2 Method of Validation of the Predicted Source Location and Rate

In order to understand the order of magnitude of the error we have used the horizontal \( r_{H} = \sqrt {\left( {x^{s} - x_{t}^{s} } \right)^{2} + \left( {y^{s} - y_{t}^{s} } \right)^{2} } \) and vertical \( r_{V} = \left| {z^{s} - z_{t}^{s} } \right| \) distances of the estimated source location (x s, y s, z s) from the true source location \( \left( {x_{t}^{s} ,y_{t}^{s} ,z_{t}^{s} } \right) \) where index “t” stays for the true source. We have assumed that the predicted source (x s, y s, z s) is located at the center of the cell.

Concerning the source rate we have calculated the relative source rate ratio \( \delta q = \hbox{max} \left[ {\left( {q^{s} /q_{t}^{s} } \right),\left( {q_{t}^{s} /q^{s} } \right)} \right] \) which is always greater than unity for both underestimated and overestimated source rates.

3 Computational System

The solution was performed in a Laptop with 8 GB RAM using the OpenMP protocol and all the cores (four) of the processor (Intel(R) Core(TM) i7-4700MQ CPU @ 2.40 GHz).

4 Results

The horizontal distance (r H ) between the real and the predicted source was found equal to 10.81 m and the vertical distance (r V ) equal to 0.54 m which are slightly better results than Kovalets et al. (2011) (r H  = 11 m and r V  = 0.8 m).

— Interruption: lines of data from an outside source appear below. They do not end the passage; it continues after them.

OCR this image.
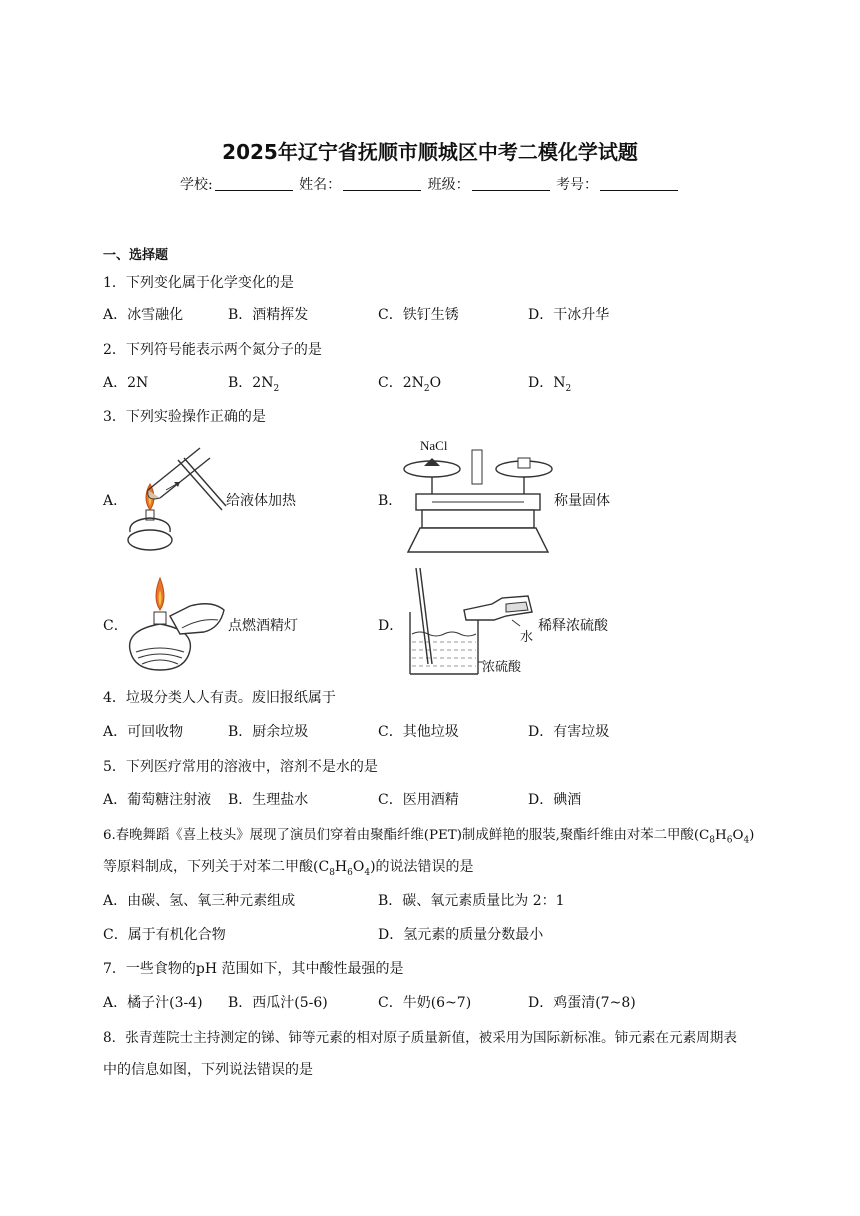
2025年辽宁省抚顺市顺城区中考二模化学试题
学校:	姓名：	班级：	考号：
一、选择题
1．下列变化属于化学变化的是
A．冰雪融化	B．酒精挥发	C．铁钉生锈	D．干冰升华
2．下列符号能表示两个氮分子的是
A．2N	B．$2N_2$	C．$2N_2O$	D．$N_2$
3．下列实验操作正确的是
A．	给液体加热	B．
NaCl
称量固体
C．	点燃酒精灯	D．	稀释浓硫酸
水
浓硫酸
4．垃圾分类人人有责。废旧报纸属于
A．可回收物	B．厨余垃圾	C．其他垃圾	D．有害垃圾
5．下列医疗常用的溶液中，溶剂不是水的是
A．葡萄糖注射液 B．生理盐水	C．医用酒精	D．碘酒
6.春晚舞蹈《喜上枝头》展现了演员们穿着由聚酯纤维(PET)制成鲜艳的服装,聚酯纤维由对苯二甲酸$(C_8H_6O_4)$
等原料制成，下列关于对苯二甲酸$(C_8H_6O_4)$的说法错误的是
A．由碳、氢、氧三种元素组成	B．碳、氧元素质量比为 2：1
C．属于有机化合物	D．氢元素的质量分数最小
7．一些食物的pH 范围如下，其中酸性最强的是
A．橘子汁(3-4) B．西瓜汁(5-6)	C．牛奶(6~7)	D．鸡蛋清(7~8)
8．张青莲院士主持测定的锑、铈等元素的相对原子质量新值，被采用为国际新标准。铈元素在元素周期表
中的信息如图，下列说法错误的是
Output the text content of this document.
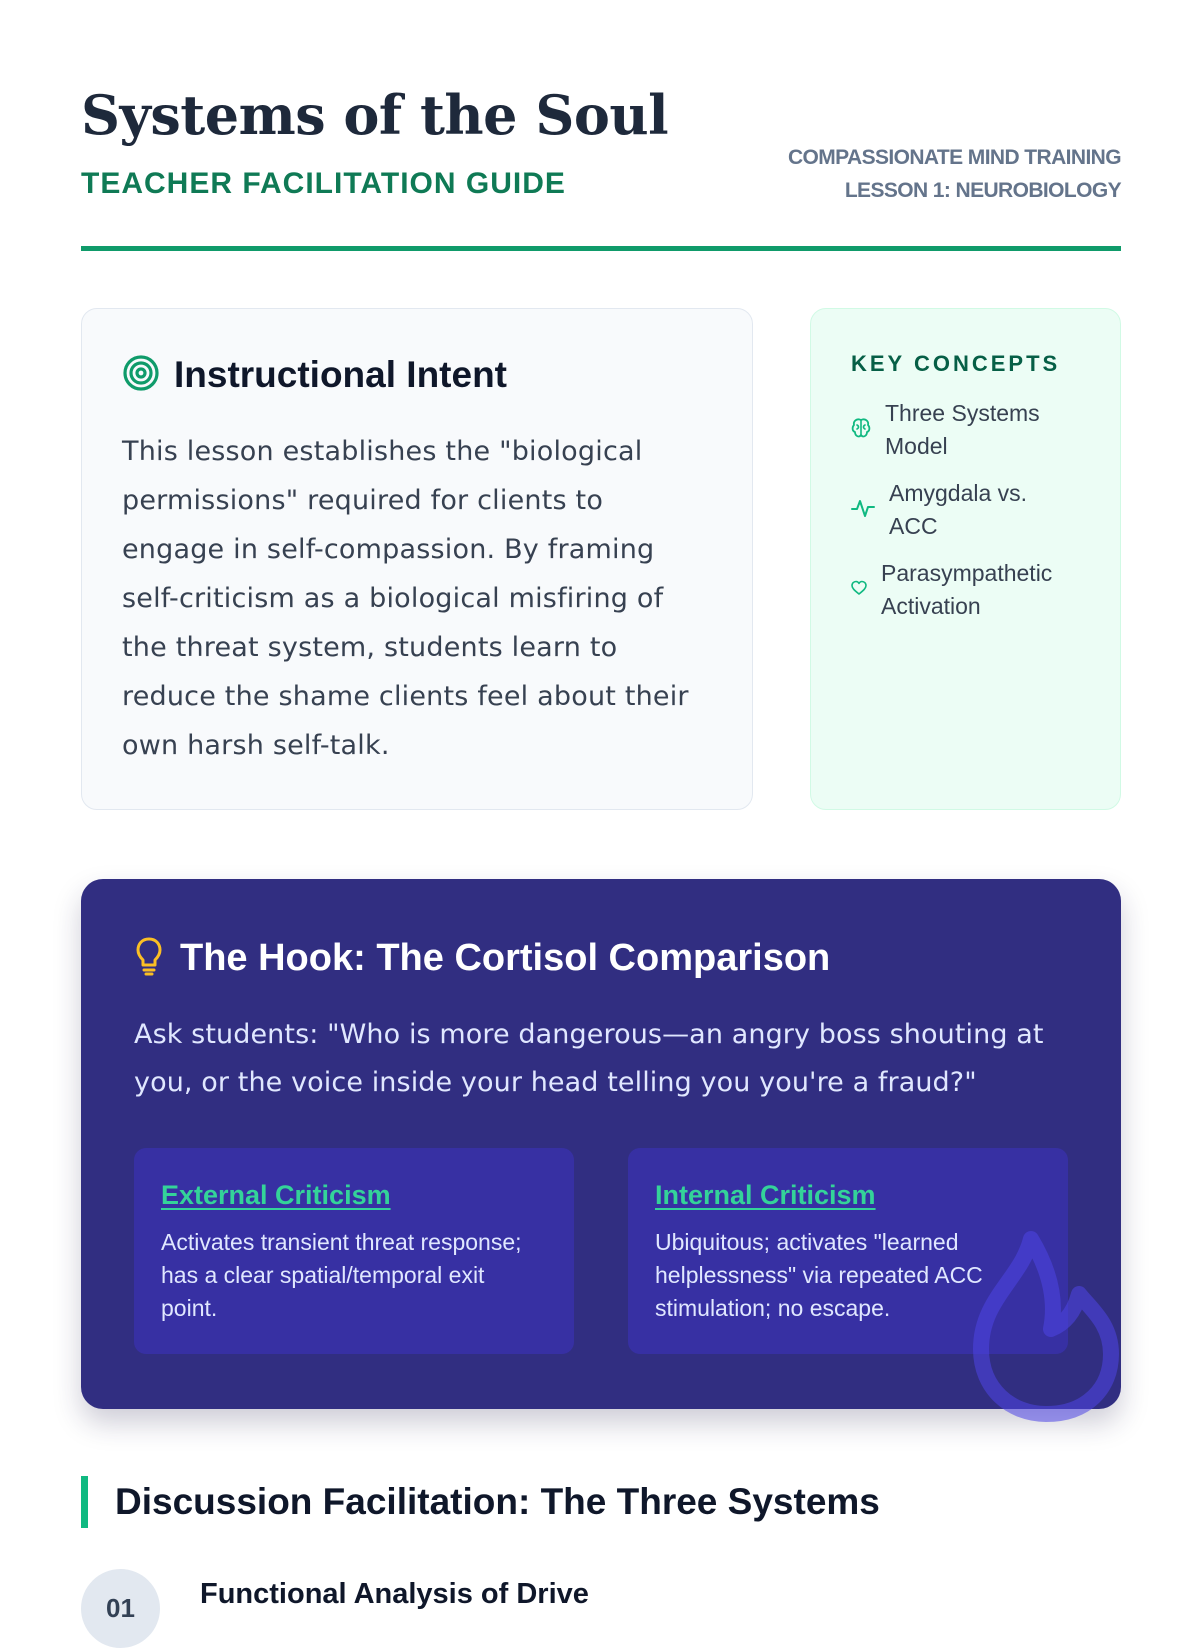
Systems of the Soul
TEACHER FACILITATION GUIDE
COMPASSIONATE MIND TRAINING
LESSON 1: NEUROBIOLOGY
Instructional Intent

This lesson establishes the "biological permissions" required for clients to engage in self-compassion. By framing self-criticism as a biological misfiring of the threat system, students learn to reduce the shame clients feel about their own harsh self-talk.

KEY CONCEPTS
Three Systems Model
Amygdala vs. ACC
Parasympathetic Activation
The Hook: The Cortisol Comparison

Ask students: "Who is more dangerous—an angry boss shouting at you, or the voice inside your head telling you you're a fraud?"

External Criticism
Activates transient threat response; has a clear spatial/temporal exit point.
Internal Criticism
Ubiquitous; activates "learned helplessness" via repeated ACC stimulation; no escape.
Discussion Facilitation: The Three Systems
01	Functional Analysis of Drive
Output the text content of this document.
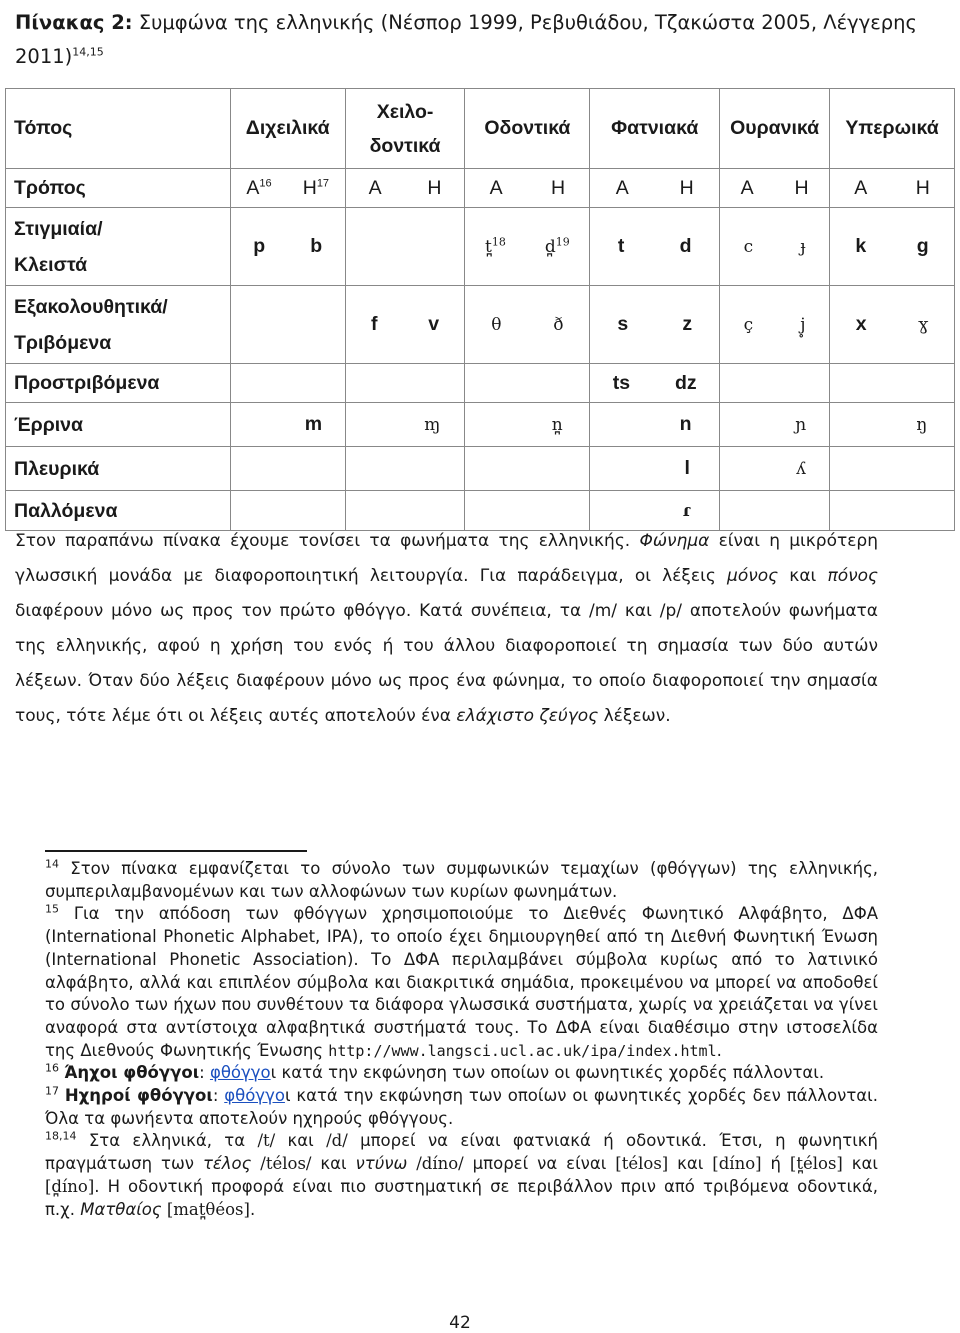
Πίνακας 2: Συμφώνα της ελληνικής (Νέσπορ 1999, Ρεβυθιάδου, Τζακώστα 2005, Λέγγερης 2011)$^{14,15}$
Τόπος	Διχειλικά	Χειλο-
δοντικά	Οδοντικά	Φατνιακά	Ουρανικά	Υπερωικά
Τρόπος	$A^{16}$ $H^{17}$	A H	A H	A H	A H	A H

Στιγμιαία/
Κλειστά	p b		t̪$^{18}$ d̪$^{19}$	t d	c ɟ	k g

Εξακολουθητικά/
Τριβόμενα		f v	θ ð	s z	ç j̥	x ɣ

Προστριβόμενα				ts dz		

Έρρινα	m	ɱ	n̪	n	ɲ	ŋ

Πλευρικά				l	ʎ	

Παλλόμενα				ɾ		

Στον παραπάνω πίνακα έχουμε τονίσει τα φωνήματα της ελληνικής. Φώνημα είναι η μικρότερη γλωσσική μονάδα με διαφοροποιητική λειτουργία. Για παράδειγμα, οι λέξεις μόνος και πόνος διαφέρουν μόνο ως προς τον πρώτο φθόγγο. Κατά συνέπεια, τα /m/ και /p/ αποτελούν φωνήματα της ελληνικής, αφού η χρήση του ενός ή του άλλου διαφοροποιεί τη σημασία των δύο αυτών λέξεων. Όταν δύο λέξεις διαφέρουν μόνο ως προς ένα φώνημα, το οποίο διαφοροποιεί την σημασία τους, τότε λέμε ότι οι λέξεις αυτές αποτελούν ένα ελάχιστο ζεύγος λέξεων.
$^{14}$ Στον πίνακα εμφανίζεται το σύνολο των συμφωνικών τεμαχίων (φθόγγων) της ελληνικής, συμπεριλαμβανομένων και των αλλοφώνων των κυρίων φωνημάτων.
$^{15}$ Για την απόδοση των φθόγγων χρησιμοποιούμε το Διεθνές Φωνητικό Αλφάβητο, ΔΦΑ (International Phonetic Alphabet, IPA), το οποίο έχει δημιουργηθεί από τη Διεθνή Φωνητική Ένωση (International Phonetic Association). Το ΔΦΑ περιλαμβάνει σύμβολα κυρίως από το λατινικό αλφάβητο, αλλά και επιπλέον σύμβολα και διακριτικά σημάδια, προκειμένου να μπορεί να αποδοθεί το σύνολο των ήχων που συνθέτουν τα διάφορα γλωσσικά συστήματα, χωρίς να χρειάζεται να γίνει αναφορά στα αντίστοιχα αλφαβητικά συστήματά τους. Το ΔΦΑ είναι διαθέσιμο στην ιστοσελίδα της Διεθνούς Φωνητικής Ένωσης http://www.langsci.ucl.ac.uk/ipa/index.html.
$^{16}$ Άηχοι φθόγγοι: φθόγγοι κατά την εκφώνηση των οποίων οι φωνητικές χορδές πάλλονται.
$^{17}$ Ηχηροί φθόγγοι: φθόγγοι κατά την εκφώνηση των οποίων οι φωνητικές χορδές δεν πάλλονται. Όλα τα φωνήεντα αποτελούν ηχηρούς φθόγγους.
$^{18,14}$ Στα ελληνικά, τα /t/ και /d/ μπορεί να είναι φατνιακά ή οδοντικά. Έτσι, η φωνητική πραγμάτωση των τέλος /télos/ και ντύνω /díno/ μπορεί να είναι [télos] και [díno] ή [t̪élos] και [d̪íno]. Η οδοντική προφορά είναι πιο συστηματική σε περιβάλλον πριν από τριβόμενα οδοντικά, π.χ. Ματθαίος [mat̪θéos].
42
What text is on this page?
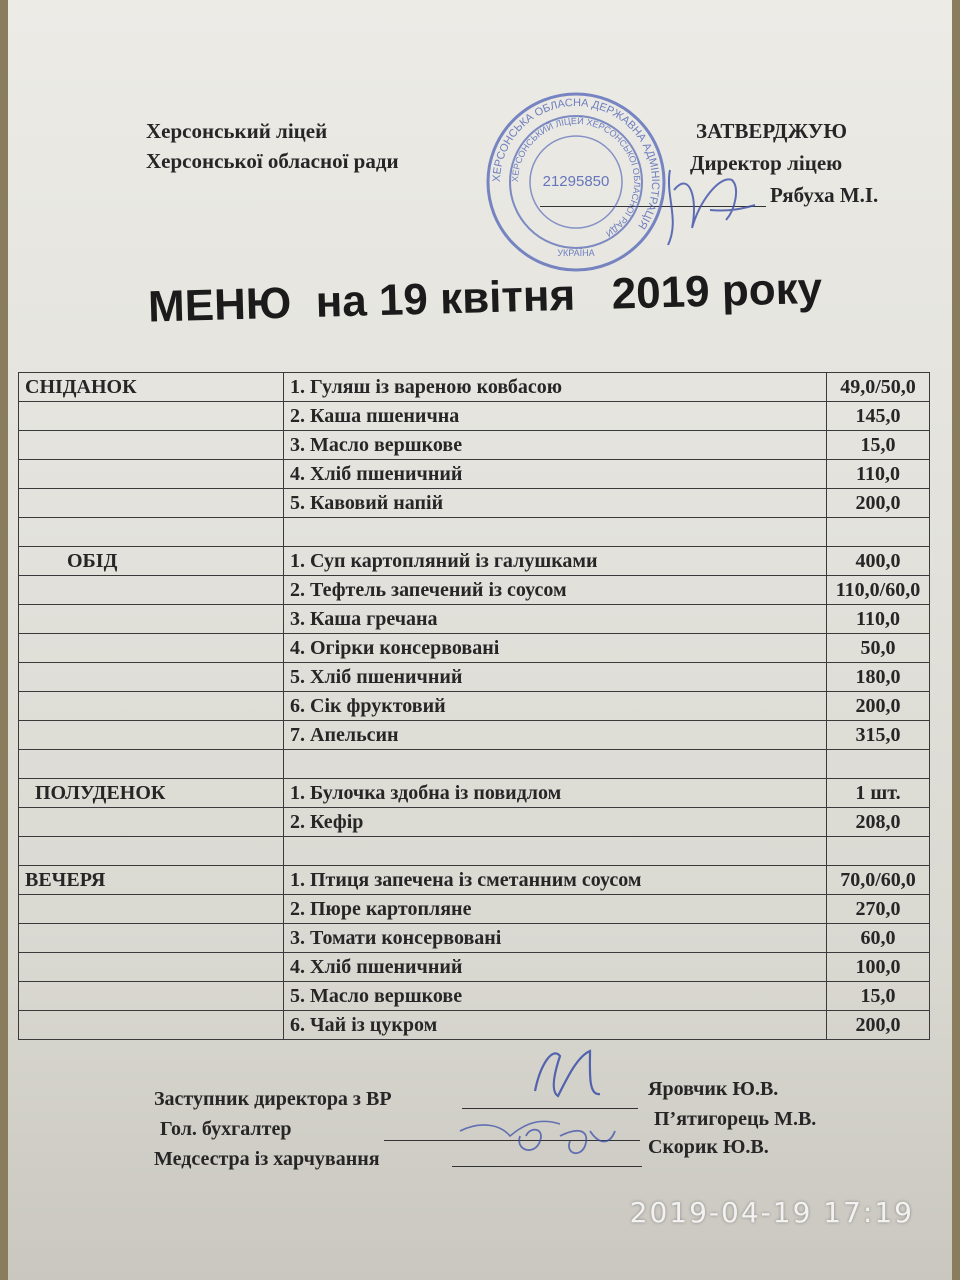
Херсонський ліцей
Херсонської обласної ради
ЗАТВЕРДЖУЮ
Директор ліцею
Рябуха М.І.
ХЕРСОНСЬКА ОБЛАСНА ДЕРЖАВНА АДМІНІСТРАЦІЯ
ХЕРСОНСЬКИЙ ЛІЦЕЙ ХЕРСОНСЬКОЇ ОБЛАСНОЇ РАДИ
УКРАЇНА
21295850
МЕНЮ  на 19 квітня   2019 року
СНІДАНОК	1. Гуляш із вареною ковбасою	49,0/50,0
	2. Каша пшенична	145,0
	3. Масло вершкове	15,0
	4. Хліб пшеничний	110,0
	5. Кавовий напій	200,0

ОБІД	1. Суп картопляний із галушками	400,0
	2. Тефтель запечений із соусом	110,0/60,0
	3. Каша гречана	110,0
	4. Огірки консервовані	50,0
	5. Хліб пшеничний	180,0
	6. Сік фруктовий	200,0
	7. Апельсин	315,0

ПОЛУДЕНОК	1. Булочка здобна із повидлом	1 шт.
	2. Кефір	208,0

ВЕЧЕРЯ	1. Птиця запечена із сметанним соусом	70,0/60,0
	2. Пюре картопляне	270,0
	3. Томати консервовані	60,0
	4. Хліб пшеничний	100,0
	5. Масло вершкове	15,0
	6. Чай із цукром	200,0
Заступник директора з ВР	Яровчик Ю.В.
Гол. бухгалтер	П’ятигорець М.В.
Медсестра із харчування
Скорик Ю.В.
2019-04-19 17:19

The relative source rate ratio was found equal to 2.26 which is again better result than Kovalets et al. (2011) (δq = 3.1).

5 Conclusions

A major change in the data assimilation code of Kovalets et al. (2011) was performed in Efthimiou et al. (2016) and included the implementation of a two-step approach:

  • At first only the source coordinates were analyzed using a correlation function of measured and calculated concentrations.

  • In the second step, the source rate was identified by minimizing a quadratic cost function.

The validation of the new algorithm was performed for the source location and rate by simulating a wind tunnel experiment on atmospheric dispersion among buildings of a real urban environment. Good results of source location and rate estimation have been achieved when all available measurements (244) were used to solve the inverse problem.